PETALING JAYA (Nov 2): While the Real Property Gains Tax (RPGT) rate will be increased after the fifth year, industry experts believe it will not adversely impact the property market as the quantum of increase is rather minimal.

In the Budget 2019 tabled by Finance Minister Lim Guan Eng today, the government proposed that the RPGT rates to be revised for disposals of properties or shares in property holding companies after the sixth year as follows: for companies and foreigners, the rate shall be increased from 5% to 10%; and for Malaysian individuals, the rate shall be increased from 0% to 5%.

However, low cost, low-medium cost and affordable housing priced below RM200,000 will be exempted from RPGT. 

In response to this announcement, Henry Butcher Malaysia chief operating officer Tang Chee Meng said although this is not a positive news to the market, it is not expected to create a significant impact due to the low increase in tax rate.

VPC Alliance (KL) Sdn Bhd managing director James Wong concurred, adding that this will not have an adverse effect on the property market as the tax is only 10% and 5% respectively, and only if there is a capital gain.

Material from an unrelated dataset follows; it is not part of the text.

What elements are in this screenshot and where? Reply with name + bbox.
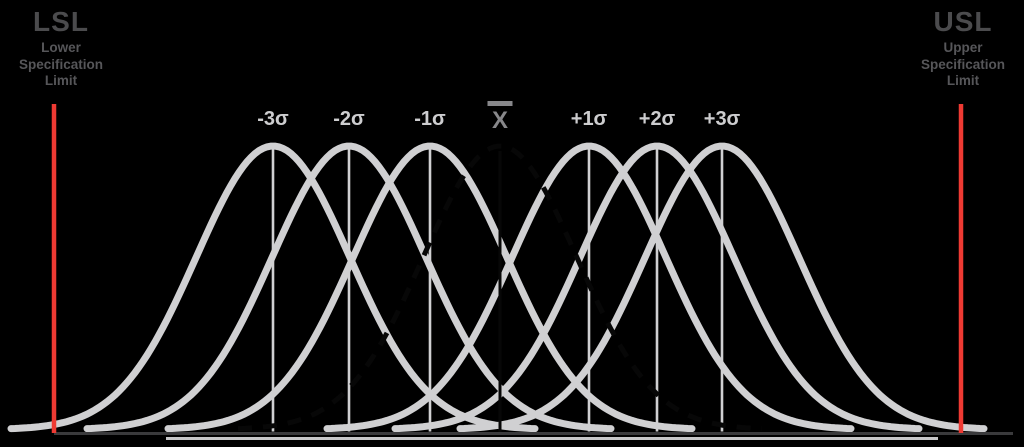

However, Tang noted that the increased stamp duty for property transfers worth more than RM1 million is expected to have a negative impact on the high-end property market, which is already suffering from slow sales.

In the budget, the government proposes to increase the stamp duty on the transfer of property priced over RM1 million from 3% to 4%.

“Regarding the two-year stamp duty exemption for first RM300,000 for houses priced up to RM500,000, at least there is some relief for those who are buying properties up to RM500,000. 

“And the six-month stamp duty exemption for first-time buyers of houses priced between RM300,000 to RM1 million will also provide temporary help to offset the extra burden of the higher stamp duty [for properties worth more than RM1 million],” he told

Meanwhile, Wong noted that while Budget 2019 has outlined a few laudable moves to assist the lower income group to own a home, there are no concrete measures to address the overhang in the property market.

“My only regret over the Budget 2019 is there are no concrete measures to address the huge oversupply in the residential and office sectors. And there are no concrete plans on how the 200,000 affordable homes are to be completed by 2020, which was mentioned in the mid-term review of the 11th Malaysia Plan,” he told

Nevertheless, he thought the proposal of the allocation of RM1 billion fund under Bank Negara Malaysia to assist lower income group to own a home priced up to RM150,000 at a concession interest rate of 3.5% per annum is commendable.

Meanwhile, the proposed airport real estate investment (REIT) trust is a very innovative way for the government to raise fund and to defray the cost of future airport expansion and refurbishment, he noted.

“We are eagerly looking forward to how the government is going to implement this airport REIT.

The success of this REIT will lead to the creation of hospital and infrastructure REITs as the vehicle to raise fund,” he said.